Beaucoup de gens veulent escalader le mont Everest, la plus haute montagne du monde, mais en fait il y a un Himalaya ici, à l’intérieur de chacun de nous. Je veux escalader cet Himalaya, à la découverte de cette Vérité en moi-même, pour atteindre le summum de la compréhension humaine, pour réaliser ma propre nature. Tout ce qui se trouve sur le plan matériel, en particulier ce pour quoi nous investissons une grande part de notre énergie, semble bien insignifiant et sans importance en regard de cette éventuelle transformation de la conscience.
C’est ainsi que ces quatre signes célestes ont indiqué le chemin au jeune Siddhartha. Ils l’ont mis sur le chemin. Ce sont les messagers qui peuvent nous guider vers le chemin de la Vérité et nous éloigner de la voie de l’ignorance et de l’égoïsme, où l’on lutte, empêtrés dans des vues erronées, incapable de faire face à nos ténèbres, à notre confusion, et à notre douleur. Comme Steven Levine le dit : La distance de notre douleur, de nos blessures, de nos peurs, de notre chagrin, est la distance de notre vraie nature.
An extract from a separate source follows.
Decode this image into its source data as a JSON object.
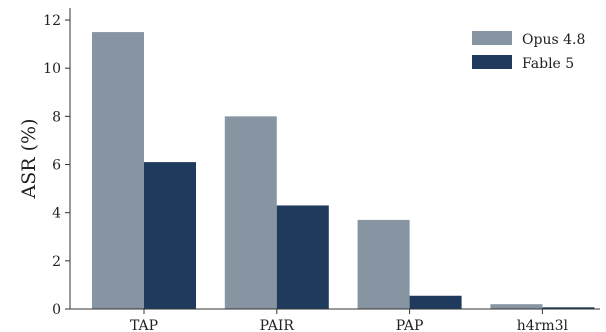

Nos esprits créent l’abîme – ce grand gouffre. Qu’est-ce quinous permet de traverser ce fossé ? Comment être plus près de ce que nous sommes vraiment ? – comment pouvons-nous réaliser cet amour pur en nous-mêmes, cette paix sublime qui ne bouge pas et qui ne rejette rien? Pouvons-nous embrasser tous les chagrins et les douleurs de la vie dans une étreinte compatissante, qui peut se manifester profondément dans nos cœurs grâce à une vigilance nue, la pleine conscience et la réflexion sage, touchant le centre de notre être? Alors que nous réalisons qui nous sommes, nous apprenons la différence entre la douleur et la souffrance.
Qu’est-ce que le chagrin vraiment? Il est naturel que lorsque quelqu’un dont nous sommes proches meurt, nous pleurons. Nous sommes attachés à cette personne, nous sommes attachés à sa compagnie, nous avons des souvenirs de moments passés ensemble. Nous avons dépendu l’un de l’autre pour beaucoup de choses – confort, intimité, soutien, amitié, aussi nous éprouvons cette perte.
Quand ma mère était mourante, sa respiration était laborieuse et les fluides corporels commencaient déjà à se putréfier, elle est soudainement sortie d’un coma profond, et ses yeux rencontrèrent les miens avec toute sa conscience. Du fond de la maladie d’Alzheimer qui l’avait empêché de me reconnaître pendant les dix dernières années, elle était revenue à ce moment pour être pleinement consciente, souriant avec une joie surnaturelle, resplendissante. Un moment radieux pour nous deux. Et puis, l’instant d’après, elle avait disparu.
Où était la maladie qui nous l’avait enlevée pendant tant d’années? À ce moment, il y avait la réalisation de la vacuité de la forme. Elle n’était pas ce corps. Il n’y avait pas de maladie d’Alzheimer et «elle» ne mourait pas. Il y avait juste cette impermanence à réaliser avec le cœur et la disparition, la dissolution des éléments qui retournaient à leur source.
Grâce à la connaissance de la transcendance, grâce à l’expérience de qui nous sommes vraiment – connaître le corps comme corps – nous en venons à la prise de conscience que ce que nous croyons être est toujours changeant et nous touchons notre essence même, qui est immortelle. Nous apprenons à nous reposer dans la conscience pure.
Ajahn Medhanandi – Extrait de l’ouvrage « Gone Forth, Going beyond » (chargeable en pdf) – Traduction Bouddhisme au féminin.
Ajahn Medhanandi est abbesse de Sati Saraniya Hermitage. En 2007, elle reçoit la pleine ordination de bhikkhuni à Taiwan et est invitée au Canada pour y établir un centre. Elle y forme des nonnes et y enseigne la méditation, particulièrement pour des équipes médicales et des bénévoles impliqués dans des soins palliatifs.